An Excerpt from ‘The Turbulent Years: 1980-96’ by the President Pranab Mukherjee

In the second volume of his memoir, The Turbulent Years: 1980-96, President Pranab Mukherjee shares an insider’s account of several significant events during the 1980’s and early 1990’s. In this extract, Mukherjee, a cabinet minister in the Indira Gandhi government, justifies Operation Bluestar, the 1984 military action to flush out terrorists from the Golden Temple in Amritsar. Excerpt:

The Punjab crisis dominated Indian politics between 1980 and 1984. In 1981, the Akali Dal submitted a memorandum to Prime Minister Indira Gandhi ‘of forty-five religious, political, economic and social demands and grievances, including the issue of sharing Punjab’s river waters between Punjab, Haryana and Rajasthan and the quest for the transfer of Chandigarh to Punjab, and launched a virulent campaign around them’.

Very soon, the issue of the implementation of the Anandpur Sahib Resolution was raised-specifically, that certain areas from the adjoining states (Una tehsil and Dalhousie from Chamba district in Himachal Pradesh; Pinjore and Kalka from Panchkula district, Sahabad block from Karnal district and the city of Ambala From Ambala district in Haryana and the union territory of Chandigarh) be merged with Punjab. The Akalis held that these areas were deliberately not included in Punjab at the time of the creation of the state, although historically and culturally they were part of it.

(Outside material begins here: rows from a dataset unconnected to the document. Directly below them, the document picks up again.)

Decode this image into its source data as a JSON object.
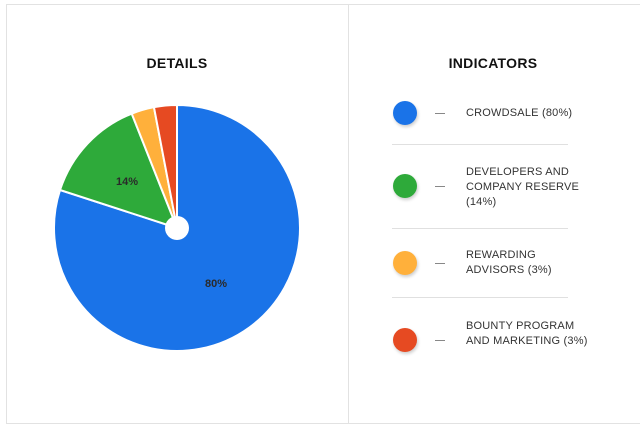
{
  "details_title": "DETAILS",
  "indicators_title": "INDICATORS",
  "chart_data": {
    "type": "pie",
    "title": "DETAILS",
    "categories": [
      "CROWDSALE",
      "DEVELOPERS AND COMPANY RESERVE",
      "REWARDING ADVISORS",
      "BOUNTY PROGRAM AND MARKETING"
    ],
    "values": [
      80,
      14,
      3,
      3
    ],
    "colors": [
      "#1a73e8",
      "#2eaa3a",
      "#ffb03b",
      "#e64a22"
    ],
    "data_labels": [
      "80%",
      "14%",
      "",
      ""
    ],
    "legend_placement": "right"
  },
  "legend": [
    {
      "label": "CROWDSALE (80%)",
      "color": "#1a73e8"
    },
    {
      "label": "DEVELOPERS AND COMPANY RESERVE (14%)",
      "color": "#2eaa3a"
    },
    {
      "label": "REWARDING ADVISORS (3%)",
      "color": "#ffb03b"
    },
    {
      "label": "BOUNTY PROGRAM AND MARKETING (3%)",
      "color": "#e64a22"
    }
  ]
}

Though the 1973 Anandpur Sahib Resolution had called for a high degree of autonomy for Punjab, the Akali Dal was not satisfied with that proposal. In April 1981, one of its leaders, Jathedar Jagdev Singh Talwandi, called for an autonomous state to be set up in North India forthwith, wherein Sikh interests would be recognized as of primary and special importance. This proposed state of Khalistan would have its own Constitution and not be governed by the Indian Constitution. In November 1982, the foremost Akali leader, Sant Harcharan Singh Longowal, in a new elucidation of the Anandpur Sahib Resolution, said that a Sikh religious state with all Punjabi-speaking people within it should be created to preserve Sikh tradition and religion. In Punjab, Amrik Singh, Jarnail Singh Bhindranwale and several others started advocating the use of violence for a break-up of the Indian union and the creation of an independent Khalistan. Raising the slogan ‘Raj Karega Khalsa’, they claimed that an independent Khalistan was a historical necessity for the Sikh youth. Clearly, the Akali Dal was constantly changing goalposts and was not clear about whether it wanted autonomy within the Indian union or an independent state.